O jornalista Leonardo Vieceli colabora com a colunista Marta Sfredo, titular deste espaço.
A crise do coronavírus acelerou tendências e testou a capacidade de adaptação dos negócios. Essa é a avaliação de Fernando Marchet, CEO da Bateleur Assessoria Financeira. Com sede em Porto Alegre, a empresa é especializada em fusões e aquisições, além de prestar consultoria de gestão. Marchet também atua como vice-presidente e coordenador da divisão de economia da Federasul.
Isolamento
"Inicialmente, fiquei 100% em casa. Agora, tenho feito um pouco de trabalho no escritório e outra parte em casa. Depende muito do dia. Na empresa, já usávamos muito o trabalho a distância entre as equipes. Não era um problema para a gente.
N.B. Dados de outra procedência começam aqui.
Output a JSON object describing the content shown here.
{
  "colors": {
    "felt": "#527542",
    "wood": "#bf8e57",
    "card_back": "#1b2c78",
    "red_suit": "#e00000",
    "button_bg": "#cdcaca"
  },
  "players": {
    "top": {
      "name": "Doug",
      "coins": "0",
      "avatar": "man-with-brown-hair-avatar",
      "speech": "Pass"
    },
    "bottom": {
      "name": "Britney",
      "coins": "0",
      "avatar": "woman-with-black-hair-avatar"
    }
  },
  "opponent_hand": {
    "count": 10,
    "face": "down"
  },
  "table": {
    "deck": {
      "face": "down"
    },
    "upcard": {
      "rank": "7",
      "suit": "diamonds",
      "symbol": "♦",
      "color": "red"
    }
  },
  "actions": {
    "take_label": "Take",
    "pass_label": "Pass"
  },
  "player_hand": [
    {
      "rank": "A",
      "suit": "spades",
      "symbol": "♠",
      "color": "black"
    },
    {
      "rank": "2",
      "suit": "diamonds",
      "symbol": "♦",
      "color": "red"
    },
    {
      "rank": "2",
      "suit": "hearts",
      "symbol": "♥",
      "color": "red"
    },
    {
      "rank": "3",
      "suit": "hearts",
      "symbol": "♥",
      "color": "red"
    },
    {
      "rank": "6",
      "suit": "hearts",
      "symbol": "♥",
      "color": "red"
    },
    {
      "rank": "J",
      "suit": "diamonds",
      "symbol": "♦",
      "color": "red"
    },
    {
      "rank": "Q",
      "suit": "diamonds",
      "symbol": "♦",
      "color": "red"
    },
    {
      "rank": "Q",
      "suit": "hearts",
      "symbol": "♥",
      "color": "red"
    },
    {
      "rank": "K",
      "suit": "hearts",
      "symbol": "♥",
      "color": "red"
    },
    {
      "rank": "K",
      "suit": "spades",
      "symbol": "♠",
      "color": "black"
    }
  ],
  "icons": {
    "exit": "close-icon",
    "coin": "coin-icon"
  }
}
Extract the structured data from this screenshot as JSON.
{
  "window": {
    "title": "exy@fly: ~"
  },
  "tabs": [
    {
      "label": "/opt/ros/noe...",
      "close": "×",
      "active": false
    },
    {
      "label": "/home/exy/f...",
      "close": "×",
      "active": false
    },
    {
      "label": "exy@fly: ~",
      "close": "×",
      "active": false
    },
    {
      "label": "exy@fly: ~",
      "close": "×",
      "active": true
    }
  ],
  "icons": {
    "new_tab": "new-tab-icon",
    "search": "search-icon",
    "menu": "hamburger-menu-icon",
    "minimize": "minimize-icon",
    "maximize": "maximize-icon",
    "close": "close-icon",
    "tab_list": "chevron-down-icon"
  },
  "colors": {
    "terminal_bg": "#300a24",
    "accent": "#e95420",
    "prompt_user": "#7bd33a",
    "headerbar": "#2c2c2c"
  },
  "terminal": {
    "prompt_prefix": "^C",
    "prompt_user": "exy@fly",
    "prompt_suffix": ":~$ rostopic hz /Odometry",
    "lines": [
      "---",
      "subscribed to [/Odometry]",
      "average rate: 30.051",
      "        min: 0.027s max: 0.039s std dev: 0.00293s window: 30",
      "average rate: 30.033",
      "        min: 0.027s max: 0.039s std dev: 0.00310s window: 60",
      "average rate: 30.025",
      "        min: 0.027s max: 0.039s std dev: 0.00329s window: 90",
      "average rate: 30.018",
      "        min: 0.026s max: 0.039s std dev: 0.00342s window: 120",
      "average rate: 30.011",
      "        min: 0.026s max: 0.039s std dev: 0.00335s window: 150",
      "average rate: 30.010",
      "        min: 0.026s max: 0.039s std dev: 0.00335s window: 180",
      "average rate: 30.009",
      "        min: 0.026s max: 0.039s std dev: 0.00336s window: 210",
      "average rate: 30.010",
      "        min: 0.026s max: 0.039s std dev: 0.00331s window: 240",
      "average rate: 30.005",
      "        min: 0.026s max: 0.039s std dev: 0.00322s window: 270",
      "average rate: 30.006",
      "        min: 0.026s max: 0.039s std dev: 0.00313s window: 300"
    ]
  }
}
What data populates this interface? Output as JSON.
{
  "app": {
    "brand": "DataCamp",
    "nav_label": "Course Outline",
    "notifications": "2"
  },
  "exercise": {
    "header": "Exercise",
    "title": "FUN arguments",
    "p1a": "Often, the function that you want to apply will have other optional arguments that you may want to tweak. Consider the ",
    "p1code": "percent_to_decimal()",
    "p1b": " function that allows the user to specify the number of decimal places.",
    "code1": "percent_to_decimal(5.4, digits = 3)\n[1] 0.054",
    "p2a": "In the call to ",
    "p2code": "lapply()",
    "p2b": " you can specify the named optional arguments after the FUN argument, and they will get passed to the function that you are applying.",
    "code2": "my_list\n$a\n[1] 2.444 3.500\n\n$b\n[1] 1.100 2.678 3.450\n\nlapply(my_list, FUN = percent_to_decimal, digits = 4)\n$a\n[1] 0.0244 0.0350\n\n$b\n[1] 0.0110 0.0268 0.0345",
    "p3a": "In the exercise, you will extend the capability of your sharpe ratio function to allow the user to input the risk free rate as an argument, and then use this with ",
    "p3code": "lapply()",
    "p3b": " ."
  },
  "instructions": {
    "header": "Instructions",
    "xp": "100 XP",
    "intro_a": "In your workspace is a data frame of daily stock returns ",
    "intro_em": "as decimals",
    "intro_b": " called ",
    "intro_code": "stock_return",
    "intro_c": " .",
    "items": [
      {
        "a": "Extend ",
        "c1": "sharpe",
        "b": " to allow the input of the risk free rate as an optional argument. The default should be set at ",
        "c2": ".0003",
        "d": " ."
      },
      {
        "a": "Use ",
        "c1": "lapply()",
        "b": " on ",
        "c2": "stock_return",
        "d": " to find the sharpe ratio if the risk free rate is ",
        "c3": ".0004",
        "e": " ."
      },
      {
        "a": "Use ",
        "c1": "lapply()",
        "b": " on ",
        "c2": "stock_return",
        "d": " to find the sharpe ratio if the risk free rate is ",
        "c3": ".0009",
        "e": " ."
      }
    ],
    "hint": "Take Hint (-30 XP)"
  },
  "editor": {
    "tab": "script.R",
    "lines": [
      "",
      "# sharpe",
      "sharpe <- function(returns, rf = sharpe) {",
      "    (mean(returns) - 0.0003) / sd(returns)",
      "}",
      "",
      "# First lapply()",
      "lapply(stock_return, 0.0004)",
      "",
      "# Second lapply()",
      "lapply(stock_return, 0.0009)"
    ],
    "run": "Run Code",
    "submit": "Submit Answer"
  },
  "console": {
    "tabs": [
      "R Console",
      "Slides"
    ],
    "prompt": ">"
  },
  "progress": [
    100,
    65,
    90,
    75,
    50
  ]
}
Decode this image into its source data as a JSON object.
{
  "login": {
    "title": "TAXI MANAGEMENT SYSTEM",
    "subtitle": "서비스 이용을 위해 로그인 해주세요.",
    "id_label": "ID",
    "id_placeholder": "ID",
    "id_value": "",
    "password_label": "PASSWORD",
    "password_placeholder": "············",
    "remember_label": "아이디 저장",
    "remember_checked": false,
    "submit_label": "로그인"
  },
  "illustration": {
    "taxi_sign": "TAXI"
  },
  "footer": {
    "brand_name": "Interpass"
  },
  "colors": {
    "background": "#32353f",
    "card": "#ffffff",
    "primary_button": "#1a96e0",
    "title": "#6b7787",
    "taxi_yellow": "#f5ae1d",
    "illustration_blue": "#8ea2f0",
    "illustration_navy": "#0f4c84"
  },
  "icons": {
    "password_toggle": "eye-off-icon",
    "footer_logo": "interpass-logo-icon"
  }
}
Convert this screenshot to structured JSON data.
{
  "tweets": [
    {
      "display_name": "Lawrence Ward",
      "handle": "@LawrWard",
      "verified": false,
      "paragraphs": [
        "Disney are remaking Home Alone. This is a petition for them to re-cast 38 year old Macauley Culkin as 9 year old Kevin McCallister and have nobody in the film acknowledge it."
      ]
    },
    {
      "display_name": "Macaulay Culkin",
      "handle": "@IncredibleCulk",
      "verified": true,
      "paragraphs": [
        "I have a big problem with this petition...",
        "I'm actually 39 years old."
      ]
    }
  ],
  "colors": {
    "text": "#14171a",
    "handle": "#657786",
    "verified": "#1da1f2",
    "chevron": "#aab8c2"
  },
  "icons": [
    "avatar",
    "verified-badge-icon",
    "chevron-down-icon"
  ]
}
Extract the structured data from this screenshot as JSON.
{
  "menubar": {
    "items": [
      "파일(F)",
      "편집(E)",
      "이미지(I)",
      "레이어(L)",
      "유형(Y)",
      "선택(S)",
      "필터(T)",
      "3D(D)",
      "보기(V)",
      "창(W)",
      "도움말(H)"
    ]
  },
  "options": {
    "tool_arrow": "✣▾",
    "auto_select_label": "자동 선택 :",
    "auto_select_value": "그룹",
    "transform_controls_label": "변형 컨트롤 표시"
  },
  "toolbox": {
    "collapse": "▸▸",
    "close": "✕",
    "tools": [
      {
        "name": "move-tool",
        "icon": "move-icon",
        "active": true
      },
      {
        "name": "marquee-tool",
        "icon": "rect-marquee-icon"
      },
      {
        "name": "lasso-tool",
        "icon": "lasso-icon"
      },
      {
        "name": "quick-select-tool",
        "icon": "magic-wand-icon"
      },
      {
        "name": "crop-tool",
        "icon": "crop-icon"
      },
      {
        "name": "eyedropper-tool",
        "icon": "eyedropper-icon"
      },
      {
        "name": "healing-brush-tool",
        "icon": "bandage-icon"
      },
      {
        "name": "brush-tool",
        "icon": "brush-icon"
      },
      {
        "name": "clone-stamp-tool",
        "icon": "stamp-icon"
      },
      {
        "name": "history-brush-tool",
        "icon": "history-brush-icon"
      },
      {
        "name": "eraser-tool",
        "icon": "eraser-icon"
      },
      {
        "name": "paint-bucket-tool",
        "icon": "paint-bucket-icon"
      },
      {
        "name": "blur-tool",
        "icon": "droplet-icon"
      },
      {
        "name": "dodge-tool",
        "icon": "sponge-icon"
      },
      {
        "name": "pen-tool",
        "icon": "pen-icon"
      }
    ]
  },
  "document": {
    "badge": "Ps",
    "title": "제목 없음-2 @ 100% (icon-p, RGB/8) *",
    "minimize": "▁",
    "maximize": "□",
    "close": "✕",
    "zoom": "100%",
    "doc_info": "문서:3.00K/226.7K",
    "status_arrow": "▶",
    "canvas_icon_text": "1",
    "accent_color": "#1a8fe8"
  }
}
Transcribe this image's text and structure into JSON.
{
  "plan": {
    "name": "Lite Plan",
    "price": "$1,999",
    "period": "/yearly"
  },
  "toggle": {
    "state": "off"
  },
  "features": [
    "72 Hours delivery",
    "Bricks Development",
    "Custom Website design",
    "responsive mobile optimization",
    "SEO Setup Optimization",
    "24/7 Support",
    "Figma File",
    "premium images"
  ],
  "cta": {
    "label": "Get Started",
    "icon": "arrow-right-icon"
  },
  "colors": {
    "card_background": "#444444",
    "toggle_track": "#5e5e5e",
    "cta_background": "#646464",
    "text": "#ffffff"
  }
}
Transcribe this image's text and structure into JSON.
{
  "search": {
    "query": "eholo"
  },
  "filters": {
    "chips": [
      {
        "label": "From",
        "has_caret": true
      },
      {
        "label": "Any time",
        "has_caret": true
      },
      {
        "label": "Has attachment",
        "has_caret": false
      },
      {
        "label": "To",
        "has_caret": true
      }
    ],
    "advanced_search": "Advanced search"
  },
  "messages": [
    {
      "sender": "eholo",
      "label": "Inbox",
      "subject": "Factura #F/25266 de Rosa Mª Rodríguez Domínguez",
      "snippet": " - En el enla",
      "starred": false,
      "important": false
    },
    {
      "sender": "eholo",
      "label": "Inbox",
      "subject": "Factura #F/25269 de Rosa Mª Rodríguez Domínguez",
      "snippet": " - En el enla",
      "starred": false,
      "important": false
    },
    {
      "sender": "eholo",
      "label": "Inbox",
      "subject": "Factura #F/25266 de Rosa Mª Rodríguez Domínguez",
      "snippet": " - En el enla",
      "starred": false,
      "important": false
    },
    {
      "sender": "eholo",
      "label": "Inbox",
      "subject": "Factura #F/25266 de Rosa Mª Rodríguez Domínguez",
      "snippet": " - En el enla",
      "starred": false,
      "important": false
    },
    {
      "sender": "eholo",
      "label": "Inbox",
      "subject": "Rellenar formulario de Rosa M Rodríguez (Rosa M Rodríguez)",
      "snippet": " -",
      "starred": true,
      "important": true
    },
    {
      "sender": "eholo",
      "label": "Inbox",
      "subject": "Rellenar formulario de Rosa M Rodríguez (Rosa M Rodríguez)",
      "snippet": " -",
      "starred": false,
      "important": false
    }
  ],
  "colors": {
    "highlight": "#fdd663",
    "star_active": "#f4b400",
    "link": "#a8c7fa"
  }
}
Logo depois do Carnaval, quando houve a sinalização de que tinha alguma coisa errada, olhamos para as condições de tecnologia da casa de cada um dos colaboradores. Quando paramos, em março, todos já estavam basicamente preparados para fazer o trabalho remoto. Depois, fomos voltando aos poucos. Já tínhamos uma rotina bem puxada. Vou dizer que, em casa, só piorou. Dentro de algumas companhias em que atuamos, participamos de comitês de contingência. O principal trabalho junto às empresas é tentar olhar para frente. Tem sido bastante extenuante."
Lazer
"Acho engraçado quando vejo na televisão pessoas com tempo livre para fazer comida, ler muitos livros, ver vários filmes. Não foi meu caso. O espaço livre para lazer não aumentou. Diminuiu. Gosto de ler bastante, é uma rotina. Então, consegui continuar lendo alguns livros, mas não consegui me dedicar a leituras adicionais. Tivemos de dedicar bastante tempo a tudo que está acontecendo, até por conta do tipo de trabalho que fazemos. Atuamos com companhias de diferentes setores da economia. Realmente, algo muito diverso. A parada tem sido mais longa do que imaginava que seria. A gente teve uma dedicação importante para acompanhar o que estava acontecendo lá fora com companhias de diferentes setores. Tivemos uma produção muito grande de material. Mais do que ler, escrevi bastante nesse período, principalmente sobre a visão de como será depois. Produzimos alguns relatórios resumidos. Isso tem sido muito útil para nossos clientes, e para a gente também."
Aprendizado
"A gente vai, provavelmente, ter um bom período até a recuperação. A crise, infelizmente, ainda não está dada. Podemos ter efeito prolongado. Há muita incerteza, não só aqui, lá fora também. Sabíamos que algumas coisas já eram tendências, como digitalização e uso de canais remotos. Isso vinha acontecendo. A pandemia acelerou processos e testou a capacidade de rápida adaptação. A resposta, em geral, foi boa. A sociedade é adaptável. Obviamente, há alguns grupos que não conseguem."
Novo normal
"Tenho dúvida quanto à ideia de que o novo normal será totalmente diferente. O ser humano gosta de interações. Talvez, alguns protocolos mudem, e os governos enxerguem a importância de se trabalhar com precaução, desde o saneamento básico até outros aspectos de saúde. A sociedade vai utilizar ferramentas diferentes, aproveitar evoluções tecnológicas, mas não acredito que as pessoas não vão ter relações no trabalho. Inclusive, estávamos com a equipe em home office, e os clientes começaram a demandar nossa presença física. Atendemos a empresas no Interior, onde a velocidade de resposta à situação é diferente."
Reflexões
"Na minha carreira, tenho de fazer esforço grande para me lembrar das poucas vezes em que consegui almoçar em casa com minha esposa, que é nutricionista. Temos uma filha pequena, de três anos. Sentir-se perto dos familiares dentro de casa e dedicar tempo àquelas pessoas que você gosta são grandes lições. Não vejo meus pais desde o Carnaval. Eles ficaram totalmente protegidos, são do grupo de risco. Sinto muita falta deles. Vejo a falta que eles também sentem. Ficamos bastante isolados, evitamos contato até com amigos próximos. Sinto falta desse tipo de interação. Por menor que seja o tempo, valorizar o período com as pessoas que gostamos é bem importante. Só refletimos sobre essa oportunidade em momentos em que não há como ver as outras pessoas com frequência."